The present invention relates generally to a process for the production of sulfur containing organosilane compounds. The present invention further relates to a method of using sulfur containing organosilane compounds in bituminous compositions.
The composition of the invention can be broadly assigned to organic silicon containing compounds. More specifically, these reaction products are comprised of linear silicon-sulfur containing compounds, cyclic-organosilanes, silmethylenes, polycyclic silthaines, polysilthianes, cyclic and cluster silicon-sulfur compounds, and their mixtures.
Numerous methods have been disclosed in the art for the preparation of sulfur containing organosilicon compounds. U.S. Pat. No. 2,567,724 to Moody discloses a process for making polysilthianes consisting of hexamethyl cyclotrisilthiane and tetraphenyl cyclotristhiane. U.S Patent No. 2,590,039 to Richter et al. discloses the reaction of organosilicon halides with organo-dithiols. U.S. Pat. No. 6,472,481 to Luginsland et al. discloses a process for making linear polyorganosiloxanes. U.S. Pat. No. 6,211,345 to Weller et al. discloses a process for synthesizing sulfur-containing norborane silanes specifically. U.S. Pat. No. 6,384,256 to Backer discloses a process in which an alkali metal hydroxide compound reacts with a sulfide compound to form a polysulfide mixture and the subsequent reaction of polysulfides with a silane compound produces sulfur containing organosilicon compounds.
All the above patents involve the use of monosilanes or a single type of silane—or more specifically siloxanes.
Herzog et al. (2000, J. Organomet. Chem. V602, pg. 193-207) discusses the synthesis of cyclic silthianes using disilanes and two different types of silanes.
The “Direct Process” or “Rochow Process” refers to an indirect way of making the chlorosilanes from Me—Cl via the Grignard reagent RMgCl. This process is described by Rochow in U.S. Pat. No. 2,380,995 and in U.S. Pat. No. 2,488,487 by Barry et al. As a result of Direct Process several chlorosilane monomers and oligomers are produced in side reactions. The byproduct monomers typically consist of a mixture of methyltrichlorosilanes, trimethylcholorosilanes, and methydichlorosilanes. The oligomers include a high boiling blend of disilanes, silmethylenes and polysilalkylenes also known as “Direct Process Residue (DPR).” The high boiling fraction may also contain particulate silicon and metals or compounds thereof. The Direct Process generates one of the largest organosilane by-products streams.
Examples of sulfur containing organosilanes are found in U.S. Pat. No. 6,350,797 to Weller, U.S. Pat. No. 5,580,919 to Agostini et al. and U.S. Pat. No. 5,674,932 to Agostini et al. These compounds are utilized as additives and coupling agents, in rubber mixtures and tires to improve tread wear and better wet skid resistance on asphalt pavement surfaces.
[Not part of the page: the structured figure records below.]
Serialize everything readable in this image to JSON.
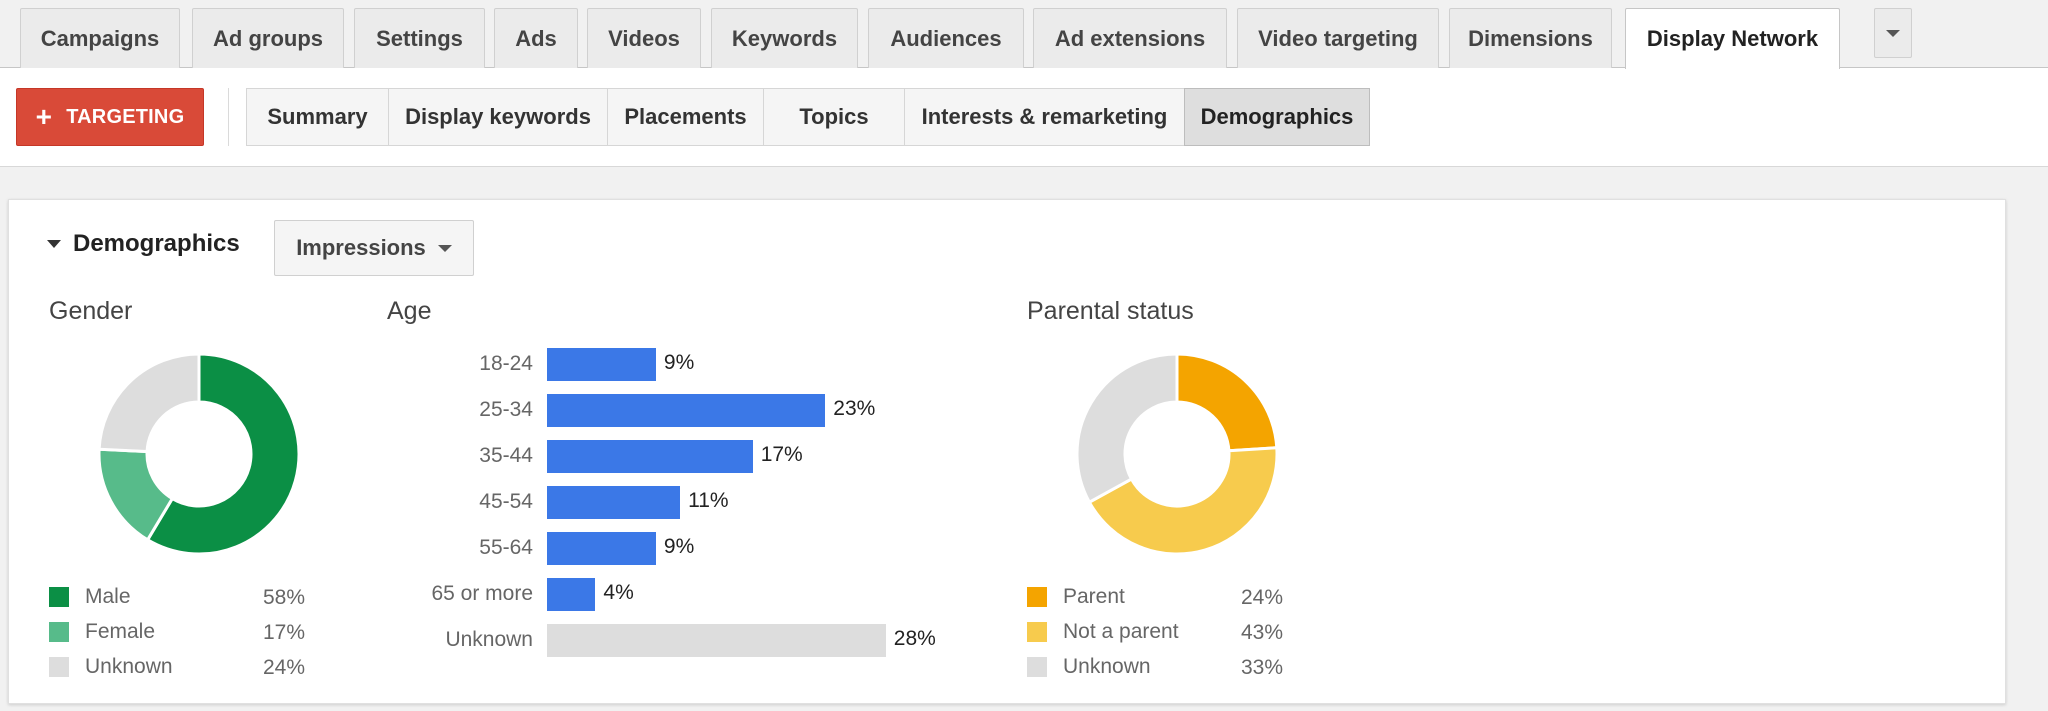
{
  "tabs": [
    "Campaigns",
    "Ad groups",
    "Settings",
    "Ads",
    "Videos",
    "Keywords",
    "Audiences",
    "Ad extensions",
    "Video targeting",
    "Dimensions",
    "Display Network"
  ],
  "active_tab": "Display Network",
  "more_icon": "chevron-down-icon",
  "toolbar": {
    "targeting_label": "TARGETING",
    "targeting_color": "#d94a38",
    "segments": [
      "Summary",
      "Display keywords",
      "Placements",
      "Topics",
      "Interests & remarketing",
      "Demographics"
    ],
    "active_segment": "Demographics"
  },
  "section": {
    "title": "Demographics",
    "metric": "Impressions"
  },
  "chart_data": [
    {
      "type": "pie",
      "title": "Gender",
      "donut": true,
      "labels": [
        "Male",
        "Female",
        "Unknown"
      ],
      "values": [
        58,
        17,
        24
      ],
      "value_labels": [
        "58%",
        "17%",
        "24%"
      ],
      "colors": [
        "#0b8f45",
        "#57bb8a",
        "#dddddd"
      ]
    },
    {
      "type": "bar",
      "orientation": "horizontal",
      "title": "Age",
      "categories": [
        "18-24",
        "25-34",
        "35-44",
        "45-54",
        "55-64",
        "65 or more",
        "Unknown"
      ],
      "values": [
        9,
        23,
        17,
        11,
        9,
        4,
        28
      ],
      "value_labels": [
        "9%",
        "23%",
        "17%",
        "11%",
        "9%",
        "4%",
        "28%"
      ],
      "colors": [
        "#3b78e7",
        "#3b78e7",
        "#3b78e7",
        "#3b78e7",
        "#3b78e7",
        "#3b78e7",
        "#dddddd"
      ]
    },
    {
      "type": "pie",
      "title": "Parental status",
      "donut": true,
      "labels": [
        "Parent",
        "Not a parent",
        "Unknown"
      ],
      "values": [
        24,
        43,
        33
      ],
      "value_labels": [
        "24%",
        "43%",
        "33%"
      ],
      "colors": [
        "#f4a400",
        "#f7cb4d",
        "#dddddd"
      ]
    }
  ]
}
Bituminous materials, sometimes referred as bitumen and also known as asphalt binder, is used as a binder in asphalts to pave roads and other surfaces and is used in other construction materials such as roofing materials, coatings, waterproofing applications, sealants, etc. Examples of bitumen that may be used in compositions and methods of present invention include natural bitumens, pyrobitumens, and artificial bitumens. Bitumens that are particularly preferred are those used for roadways, such as asphalt or malta.
Asphalt binders are frequently used in applications where there can be a wide variation in environmental conditions, particularly in temperature when used in pavement applications. Consequently the properties of asphalt binder in high and low temperature conditions are a concern. Asphalt gets hard and brittle at low temperatures, and becomes soft at higher temperatures. More specifically, in hot conditions/climates or under sustained loads, such as slow traffic or parked heavy loads, asphalt binders behave like a viscous liquid. In cold conditions/climates or under rapidly-applied loads such as fast moving heavy loads, asphalt binders behave like an elastic solid. Under either condition, when subjected to excessively heavy loads such as heavy truck traffic, asphalt can become brittle and crack and rutted.
Resistance to fatigue and impact and the adherence of the asphalt binder to the aggregate are crucial in paving applications. Some asphalt binders may require a relatively elastic behavior, such as high traffic areas and high loads. Typically in order to improve their elastic properties polymer modifiers, sulfur crosslinkers, and other additives are used with asphalt binders.
The present invention provides a process for the production of sulfur containing organosilane compounds from disilanes, monosilanes, and mixtures thereof including by-products and waste streams.
Further the present invention provides for the use of sulfur containing organosilane compounds in asphalt compositions as additives and/or crosslinking agents.